Some knowledgeable sources recently reported a rather insignificant but still curious and, indeed, quite unusual incident.
A North Korean refugee who arrived in South Korea two years ago ran into serious financial difficulties but was rescued by a transfer of U.S. $1,500 from his close relatives in North Korea.
This sounds rather strange, doesn’t it?
After all, South Korea is immeasurably richer than its northern brother.
While it is impossible to be precise about the gap between the two Korean states (largely because North Korea ceased publishing any meaningful economic statistics decades ago), existing guesstimates put the per capita income gap between the two Koreas as being at least 15-fold and as wide as 40-fold.
Given such a huge income disparity, it comes as no surprise that North Korean refugees in the South (there are some 26,000 at present) frequently send money to their relatives north of the border via a network of brokers.
Such remittances are, strictly speaking, illegal, according to laws on both sides of the border, but are usually transferred with impunity, nonetheless.
With such a gap, it might appear rather strange that somebody would be both willing and capable of sending money from North to South.
However, it is not quite as strange as it sounds.
North Korea nowadays is a country of gross income inequalities.
While the average North Korean is far poorer than the average inhabitant of the affluent South, there is a small but growing number of North Koreans whose income would be considered substantial in the South as well.
‘Outdated and misleading’
Although the world media loves to label North Korea as the world’s last surviving Stalinist state, this label is outdated and misleading.
Since the 1990s, the North Korean economy has come to be dominated by markets, with the centrally planned economy (the cornerstone of the Stalinist economic system) being marginalized.

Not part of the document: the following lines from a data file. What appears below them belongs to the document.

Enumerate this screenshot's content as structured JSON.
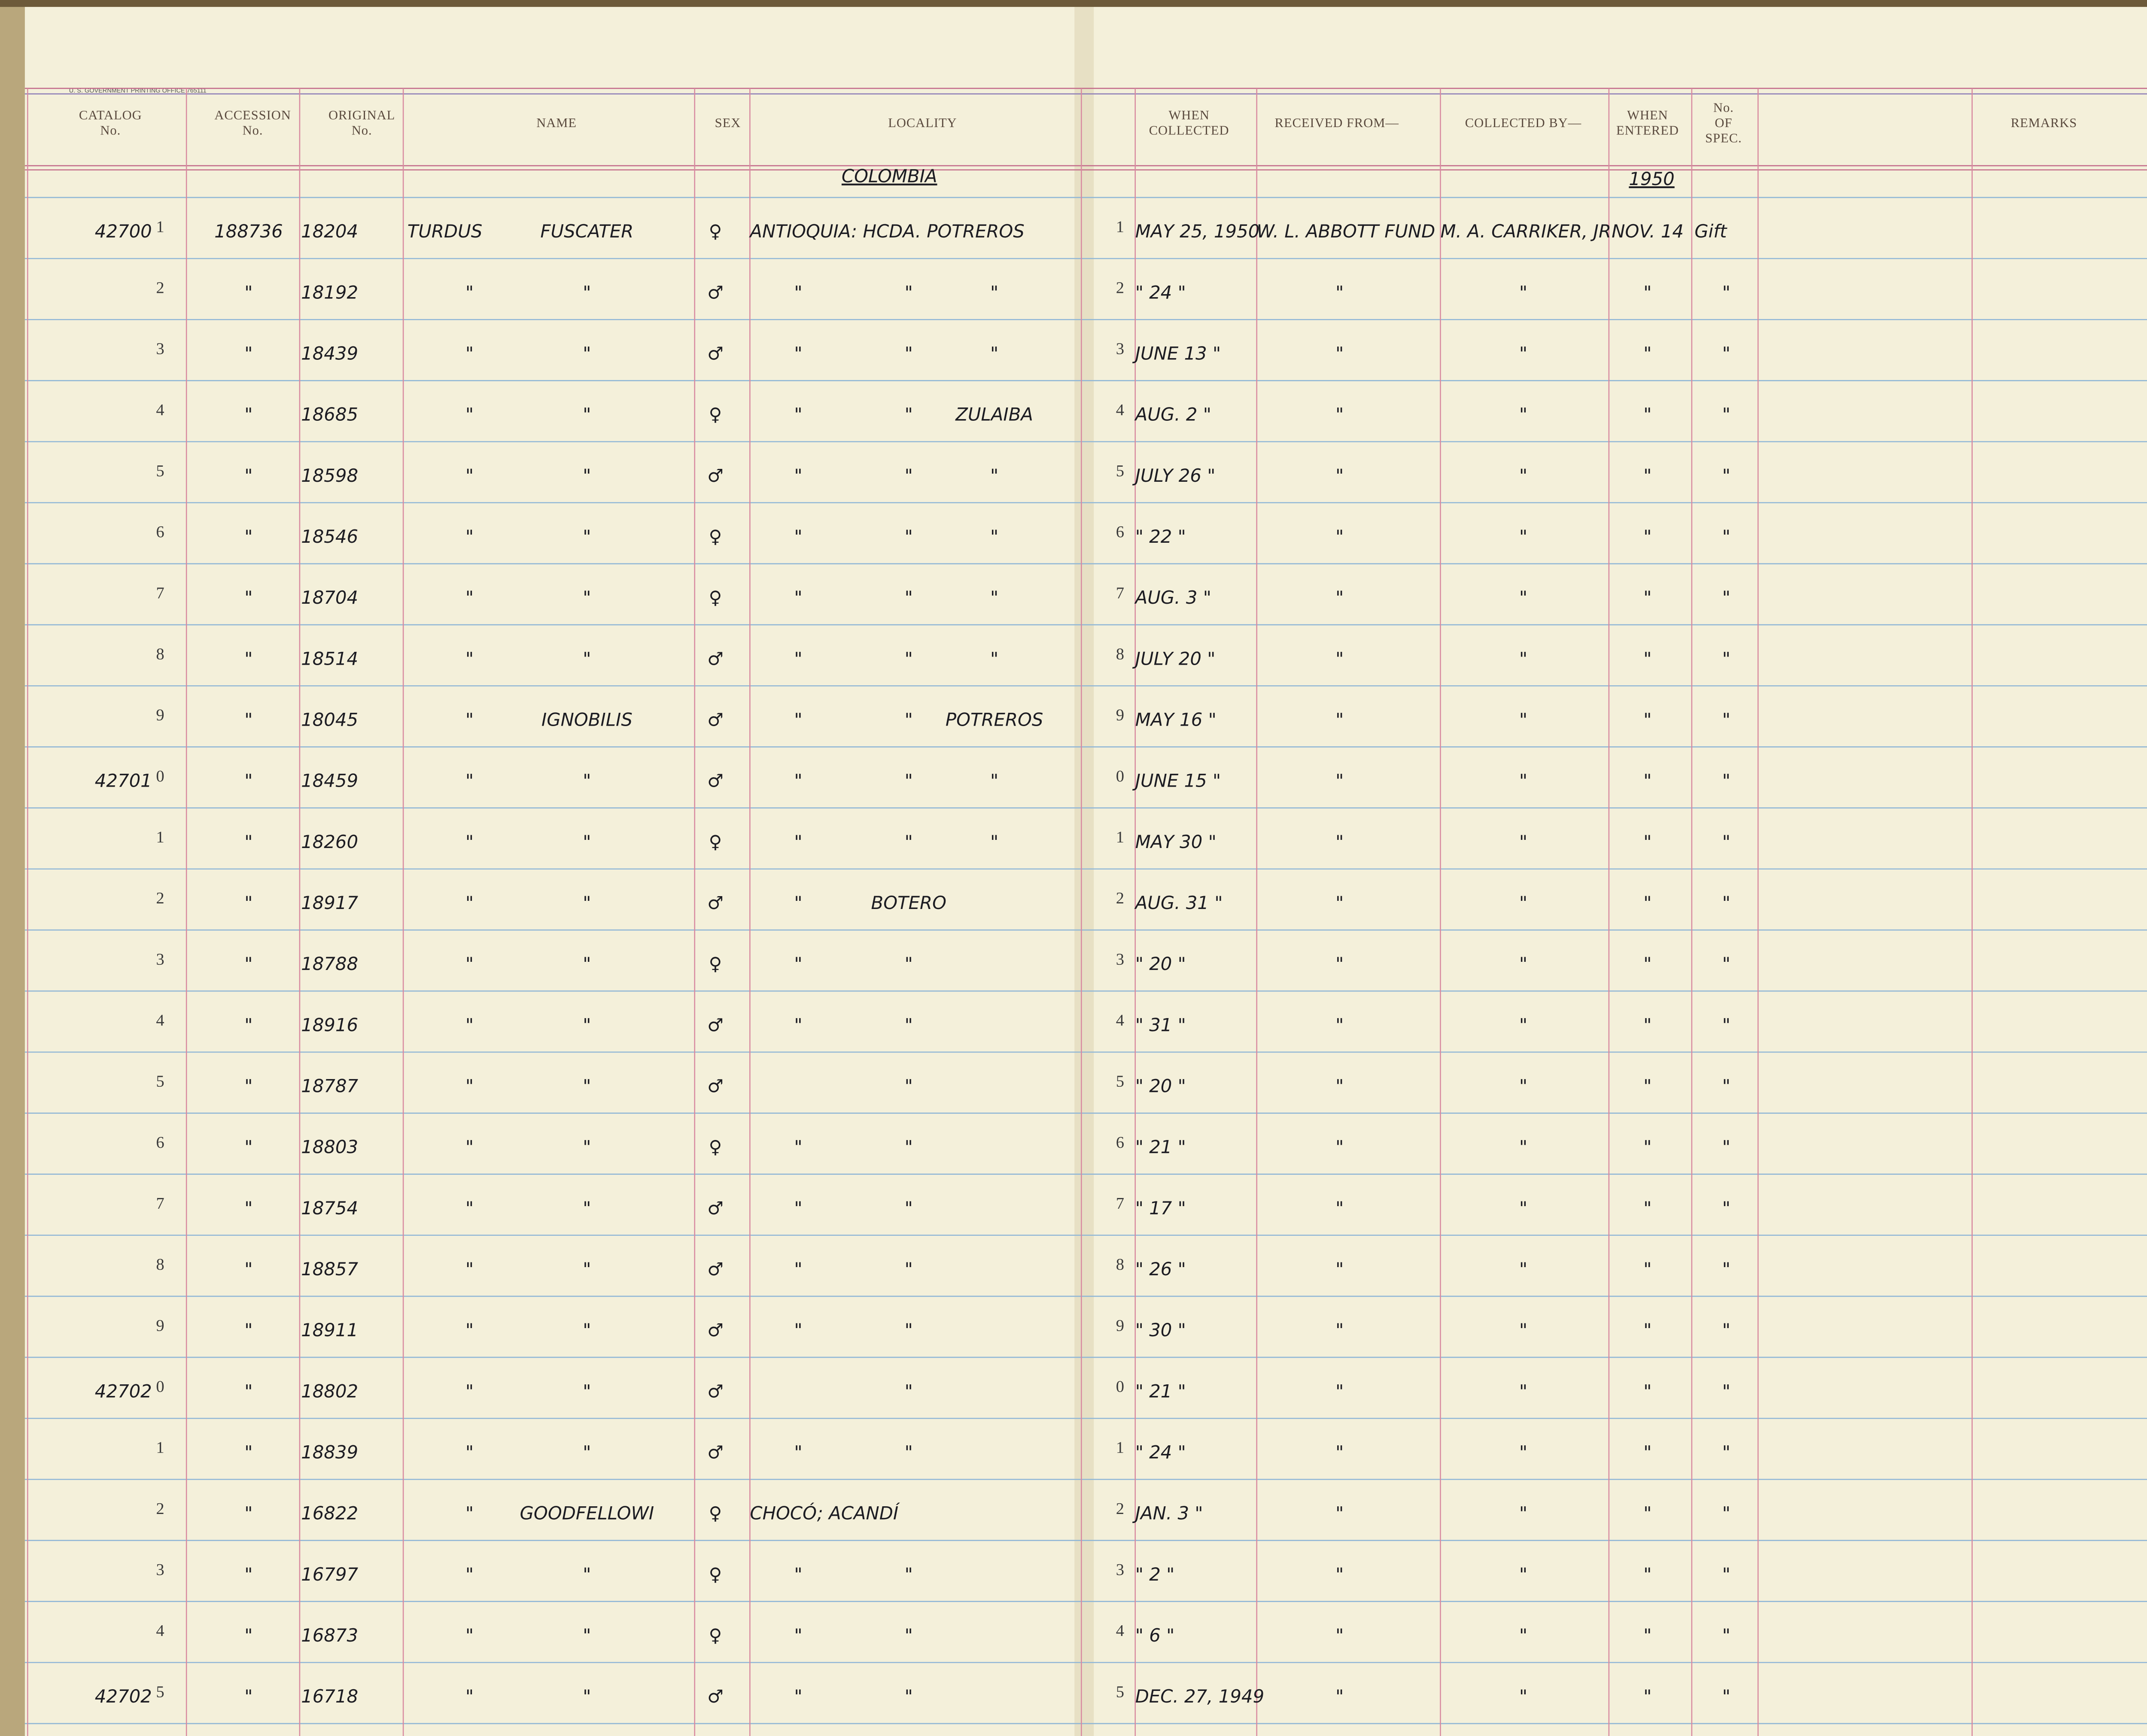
{
  "header": {
    "printer": "U. S. GOVERNMENT PRINTING OFFICE 765111",
    "columns": [
      [
        "CATALOG",
        "No."
      ],
      [
        "ACCESSION",
        "No."
      ],
      [
        "ORIGINAL",
        "No."
      ],
      [
        "NAME"
      ],
      [
        "SEX"
      ],
      [
        "LOCALITY"
      ],
      [
        "WHEN",
        "COLLECTED"
      ],
      [
        "RECEIVED FROM—"
      ],
      [
        "COLLECTED BY—"
      ],
      [
        "WHEN",
        "ENTERED"
      ],
      [
        "No.",
        "OF",
        "SPEC."
      ],
      [
        "REMARKS"
      ]
    ],
    "country": "COLOMBIA",
    "year": "1950"
  },
  "rows": [
    [
      "42700",
      "1",
      "188736",
      "18204",
      "TURDUS",
      "FUSCATER",
      "♀",
      "ANTIOQUIA: HCDA. POTREROS",
      null,
      null,
      "1",
      "MAY 25, 1950",
      "W. L. ABBOTT FUND",
      "M. A. CARRIKER, JR.",
      "NOV. 14",
      "Gift"
    ],
    [
      null,
      "2",
      "\"",
      "18192",
      "\"",
      "\"",
      "♂",
      "\"",
      "\"",
      "\"",
      "2",
      "\" 24 \"",
      "\"",
      "\"",
      "\"",
      "\""
    ],
    [
      null,
      "3",
      "\"",
      "18439",
      "\"",
      "\"",
      "♂",
      "\"",
      "\"",
      "\"",
      "3",
      "JUNE 13 \"",
      "\"",
      "\"",
      "\"",
      "\""
    ],
    [
      null,
      "4",
      "\"",
      "18685",
      "\"",
      "\"",
      "♀",
      "\"",
      "\"",
      "ZULAIBA",
      "4",
      "AUG. 2 \"",
      "\"",
      "\"",
      "\"",
      "\""
    ],
    [
      null,
      "5",
      "\"",
      "18598",
      "\"",
      "\"",
      "♂",
      "\"",
      "\"",
      "\"",
      "5",
      "JULY 26 \"",
      "\"",
      "\"",
      "\"",
      "\""
    ],
    [
      null,
      "6",
      "\"",
      "18546",
      "\"",
      "\"",
      "♀",
      "\"",
      "\"",
      "\"",
      "6",
      "\" 22 \"",
      "\"",
      "\"",
      "\"",
      "\""
    ],
    [
      null,
      "7",
      "\"",
      "18704",
      "\"",
      "\"",
      "♀",
      "\"",
      "\"",
      "\"",
      "7",
      "AUG. 3 \"",
      "\"",
      "\"",
      "\"",
      "\""
    ],
    [
      null,
      "8",
      "\"",
      "18514",
      "\"",
      "\"",
      "♂",
      "\"",
      "\"",
      "\"",
      "8",
      "JULY 20 \"",
      "\"",
      "\"",
      "\"",
      "\""
    ],
    [
      null,
      "9",
      "\"",
      "18045",
      "\"",
      "IGNOBILIS",
      "♂",
      "\"",
      "\"",
      "POTREROS",
      "9",
      "MAY 16 \"",
      "\"",
      "\"",
      "\"",
      "\""
    ],
    [
      "42701",
      "0",
      "\"",
      "18459",
      "\"",
      "\"",
      "♂",
      "\"",
      "\"",
      "\"",
      "0",
      "JUNE 15 \"",
      "\"",
      "\"",
      "\"",
      "\""
    ],
    [
      null,
      "1",
      "\"",
      "18260",
      "\"",
      "\"",
      "♀",
      "\"",
      "\"",
      "\"",
      "1",
      "MAY 30 \"",
      "\"",
      "\"",
      "\"",
      "\""
    ],
    [
      null,
      "2",
      "\"",
      "18917",
      "\"",
      "\"",
      "♂",
      "\"",
      "BOTERO",
      null,
      "2",
      "AUG. 31 \"",
      "\"",
      "\"",
      "\"",
      "\""
    ],
    [
      null,
      "3",
      "\"",
      "18788",
      "\"",
      "\"",
      "♀",
      "\"",
      "\"",
      null,
      "3",
      "\" 20 \"",
      "\"",
      "\"",
      "\"",
      "\""
    ],
    [
      null,
      "4",
      "\"",
      "18916",
      "\"",
      "\"",
      "♂",
      "\"",
      "\"",
      null,
      "4",
      "\" 31 \"",
      "\"",
      "\"",
      "\"",
      "\""
    ],
    [
      null,
      "5",
      "\"",
      "18787",
      "\"",
      "\"",
      "♂",
      null,
      "\"",
      null,
      "5",
      "\" 20 \"",
      "\"",
      "\"",
      "\"",
      "\""
    ],
    [
      null,
      "6",
      "\"",
      "18803",
      "\"",
      "\"",
      "♀",
      "\"",
      "\"",
      null,
      "6",
      "\" 21 \"",
      "\"",
      "\"",
      "\"",
      "\""
    ],
    [
      null,
      "7",
      "\"",
      "18754",
      "\"",
      "\"",
      "♂",
      "\"",
      "\"",
      null,
      "7",
      "\" 17 \"",
      "\"",
      "\"",
      "\"",
      "\""
    ],
    [
      null,
      "8",
      "\"",
      "18857",
      "\"",
      "\"",
      "♂",
      "\"",
      "\"",
      null,
      "8",
      "\" 26 \"",
      "\"",
      "\"",
      "\"",
      "\""
    ],
    [
      null,
      "9",
      "\"",
      "18911",
      "\"",
      "\"",
      "♂",
      "\"",
      "\"",
      null,
      "9",
      "\" 30 \"",
      "\"",
      "\"",
      "\"",
      "\""
    ],
    [
      "42702",
      "0",
      "\"",
      "18802",
      "\"",
      "\"",
      "♂",
      null,
      "\"",
      null,
      "0",
      "\" 21 \"",
      "\"",
      "\"",
      "\"",
      "\""
    ],
    [
      null,
      "1",
      "\"",
      "18839",
      "\"",
      "\"",
      "♂",
      "\"",
      "\"",
      null,
      "1",
      "\" 24 \"",
      "\"",
      "\"",
      "\"",
      "\""
    ],
    [
      null,
      "2",
      "\"",
      "16822",
      "\"",
      "GOODFELLOWI",
      "♀",
      "CHOCÓ; ACANDÍ",
      null,
      null,
      "2",
      "JAN. 3 \"",
      "\"",
      "\"",
      "\"",
      "\""
    ],
    [
      null,
      "3",
      "\"",
      "16797",
      "\"",
      "\"",
      "♀",
      "\"",
      "\"",
      null,
      "3",
      "\" 2 \"",
      "\"",
      "\"",
      "\"",
      "\""
    ],
    [
      null,
      "4",
      "\"",
      "16873",
      "\"",
      "\"",
      "♀",
      "\"",
      "\"",
      null,
      "4",
      "\" 6 \"",
      "\"",
      "\"",
      "\"",
      "\""
    ],
    [
      "42702",
      "5",
      "\"",
      "16718",
      "\"",
      "\"",
      "♂",
      "\"",
      "\"",
      null,
      "5",
      "DEC. 27, 1949",
      "\"",
      "\"",
      "\"",
      "\""
    ]
  ]
}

This switch to the market occurred more or less spontaneously, very often against the explicit demands of the authorities, but it happened nonetheless.
Most North Korean businesspeople started small, from running semi-legal eateries, selling cheap items on the market or providing basic services (like hairdressing) for a fee.
In no time, the logic of capitalism set in: innovative, ruthless, hardworking, cunning and lucky people prospered and soon began to make money well in excess of the average income of ordinary North Koreans.
When foreigners go to Pyongyang, they are often surprised to see crowded restaurants in which the average meal would cost the average salary of a North Korean professor, or the presence of a housing renovation boom.
It is often assumed that these restaurants are patronized by high-ranking officials, and that the expensive furniture is also within grasp only of the regime’s closest and dearest.
This is only partially true.
Most spending power comes from the new—and fast-rising—entrepreneurial class, not the old nomenklatura.
Unequal society
It might be that North Korea is now one of the most unequal societies on earth.
The official salary, if calculated according to black market exchange rates, is merely U.S. $1 a month, while the average income of the average family (which relies on the market for most of its income) is estimated to be around U.S. $30-$40 per month.
Nonetheless, rich entrepreneurs, some of whom are running large businesses such as mines or trucking companies enjoy a monthly income amounting to many thousands of U.S. dollars.
The recent hike in real estate prices in Pyongyang (and some other cities) is a test of the purchasing power of North Korea’s new rich.
A good apartment in Pyongyang now costs around U.S. $60,000-$80,000, while prices more than U.S. $100,000 are not unheard of.
As a matter of fact, the family that helped one of their relatives who lives south of the border belongs to this class.
They run a retail business specializing in selling household electric goods.
Their exact income is unknown, but it is likely that such commercial activities would bring in around U.S. $500-$1,500 a month.
Thus, they clearly can afford to support a relative who decided to move to the South but has run into trouble.
As a matter of fact, such success does not necessarily preclude escape, as this story demonstrates once again.
Even rich North Koreans might choose to move to the South to avoid trouble with the North Korean authorities, for instance, or because they worry about their children’s education.
I cannot rule out that in due time, some North Korean families will send their kids across the border to take advantage of better education opportunities to be found there.
While it’s true that on average North Korea is very poor, it does not mean that all North Koreans are similarly poor.
Andrei Lankov, a professor at Kookmin University in Seoul, is a Russian historian, North Korea expert, and regular RFA contributor.